Electronic health record-based clinical decision support alert for severe sepsis: a randomised evaluation.

机构信息

Department of Medicine - Biomedical Informatics Research, Hospital Medicine, and Primary Care and Population Health, Stanford University, Stanford, California, USA

Clinical Excellence Research Center, Stanford University, Stanford, California, USA.

出版信息

BMJ Qual Saf. 2019 Sep;28(9):762-768. doi: 10.1136/bmjqs-2018-008765. Epub 2019 Mar 14.

Abstract

BACKGROUND

Sepsis remains the top cause of morbidity and mortality of hospitalised patients despite concerted efforts. Clinical decision support for sepsis has shown mixed results reflecting heterogeneous populations, methodologies and interventions.

OBJECTIVES

To determine whether the addition of a real-time electronic health record (EHR)-based clinical decision support alert improves adherence to treatment guidelines and clinical outcomes in hospitalised patients with suspected severe sepsis.

DESIGN

Patient-level randomisation, single blinded.

SETTING

Medical and surgical inpatient units of an academic, tertiary care medical centre.

PATIENTS

1123 adults over the age of 18 admitted to inpatient wards (intensive care units (ICU) excluded) at an academic teaching hospital between November 2014 and March 2015.

INTERVENTIONS

Patients were randomised to either usual care or the addition of an EHR-generated alert in response to a set of modified severe sepsis criteria that included vital signs, laboratory values and physician orders.

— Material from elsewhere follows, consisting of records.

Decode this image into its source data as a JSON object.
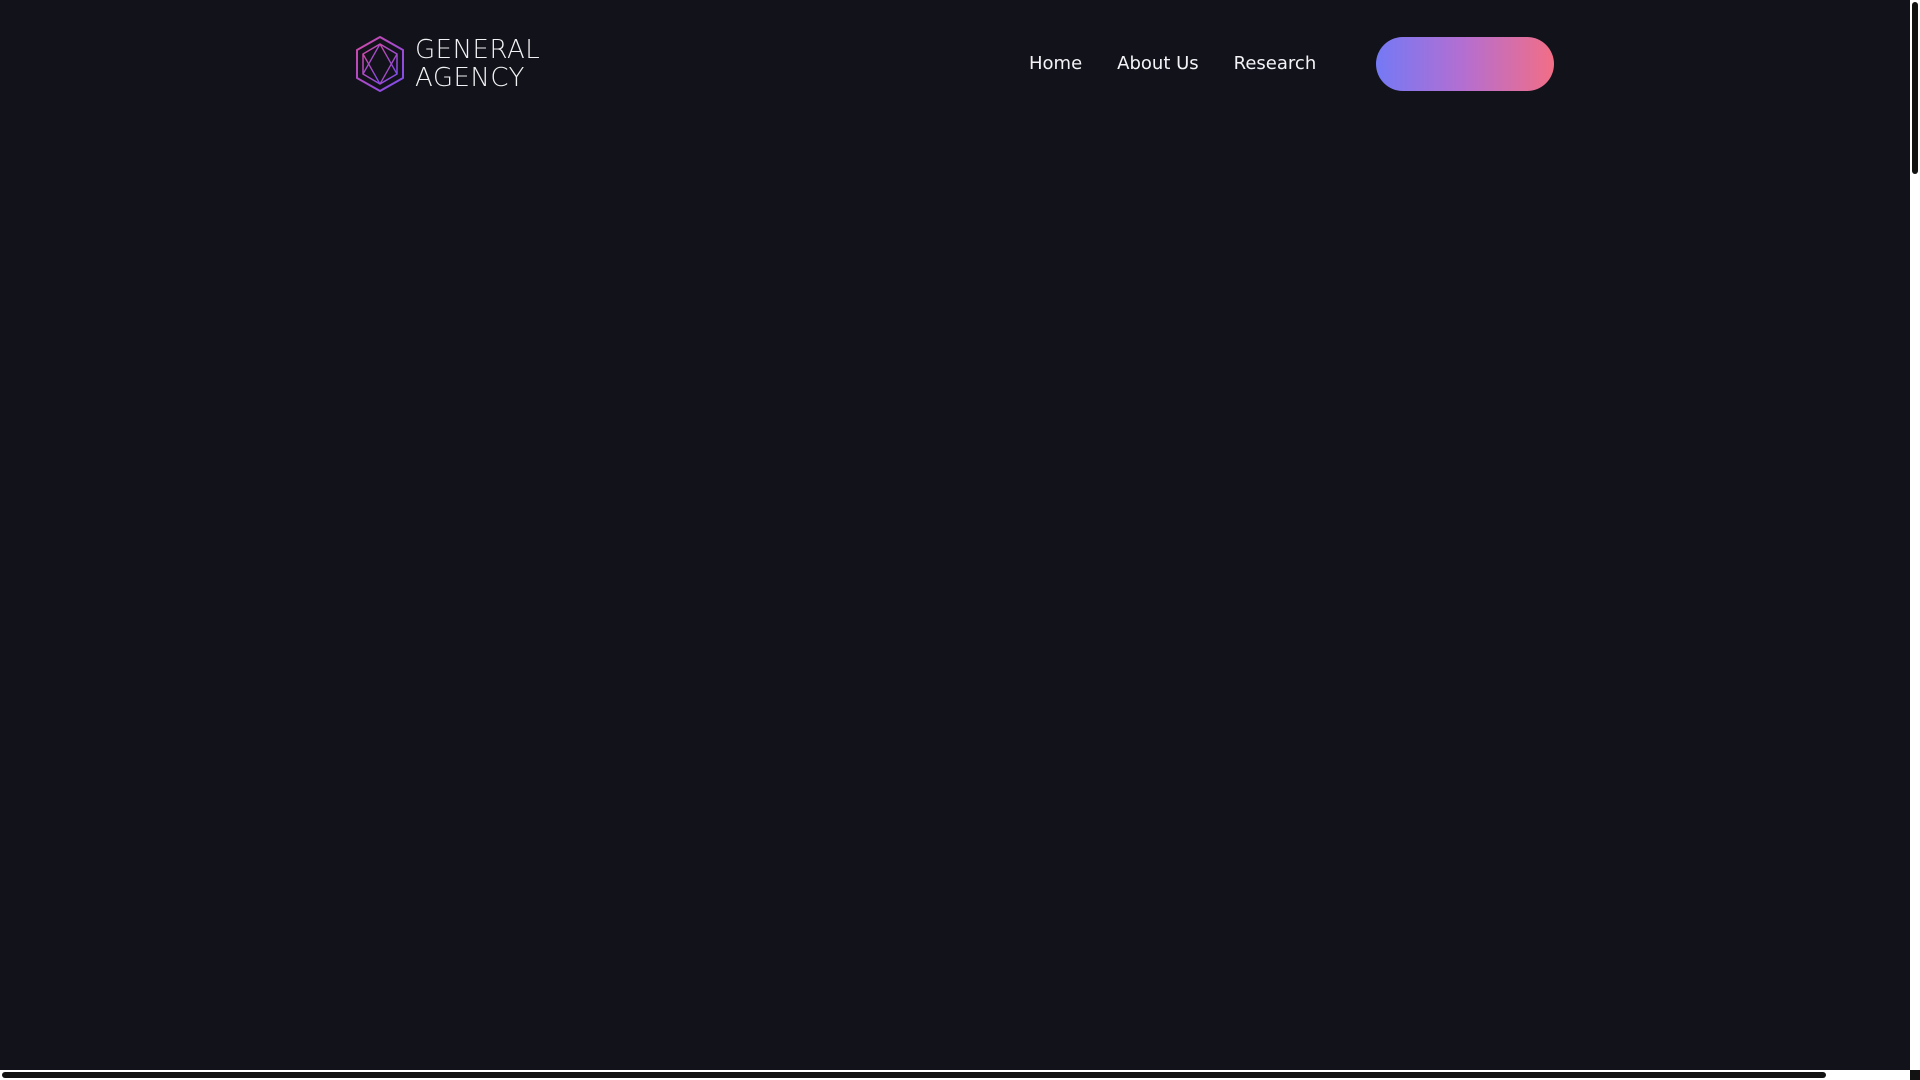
{
  "brand": {
    "name_line1": "GENERAL",
    "name_line2": "AGENCY",
    "logo_icon": "hexagon-cube-logo-icon",
    "logo_gradient": [
      "#7b4cf0",
      "#d24aa6"
    ]
  },
  "nav": {
    "items": [
      {
        "label": "Home"
      },
      {
        "label": "About Us"
      },
      {
        "label": "Research"
      }
    ]
  },
  "cta": {
    "label": "",
    "gradient": [
      "#7479f5",
      "#b56ed0",
      "#f26e86"
    ]
  },
  "theme": {
    "background": "#12121a",
    "text": "#f4f4f8"
  }
}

MEASUREMENTS AND MAIN RESULTS

There was no significant difference between the intervention and control groups in primary outcome of the percentage of patients with new antibiotic orders at 3 hours after the alert (35% vs 37%, p=0.53). There was no difference in secondary outcomes of in-hospital mortality at 30 days, length of stay greater than 72 hours, rate of transfer to ICU within 48 hours of alert, or proportion of patients receiving at least 30 mL/kg of intravenous fluids.

CONCLUSIONS

An EHR-based severe sepsis alert did not result in a statistically significant improvement in several sepsis treatment performance measures.

摘要

背景

尽管已经做出了协同努力,败血症仍然是住院患者发病率和死亡率的首要原因。败血症的临床决策支持已经显示出混合的结果,反映了不同的人群、方法和干预措施。

目的

确定在疑似严重败血症的住院患者中,添加基于实时电子健康记录 (EHR) 的临床决策支持警报是否可以提高治疗指南的依从性和临床结果。

设计

患者水平随机化,单盲。

设置

学术、三级保健医疗中心的内科和外科住院病房。

患者

2014 年 11 月至 2015 年 3 月期间,在一家学术教学医院的住院病房(不包括重症监护病房 (ICU))收治的 1123 名 18 岁以上的成年人。

干预措施

患者被随机分配到常规护理组或 EHR 生成的警报组,以响应一组经过修改的严重败血症标准,其中包括生命体征、实验室值和医生医嘱。

测量和主要结果

在警报后 3 小时新抗生素医嘱的患者比例(35%比 37%,p=0.53)这一主要结局方面,干预组和对照组之间没有显著差异。次要结局,包括 30 天内院内死亡率、住院时间超过 72 小时、在警报后 48 小时内转至 ICU 的比率以及接受至少 30ml/kg 静脉补液的患者比例,两组之间也没有差异。

结论

基于 EHR 的严重败血症警报并没有在几个败血症治疗效果指标上产生统计学上的显著改善。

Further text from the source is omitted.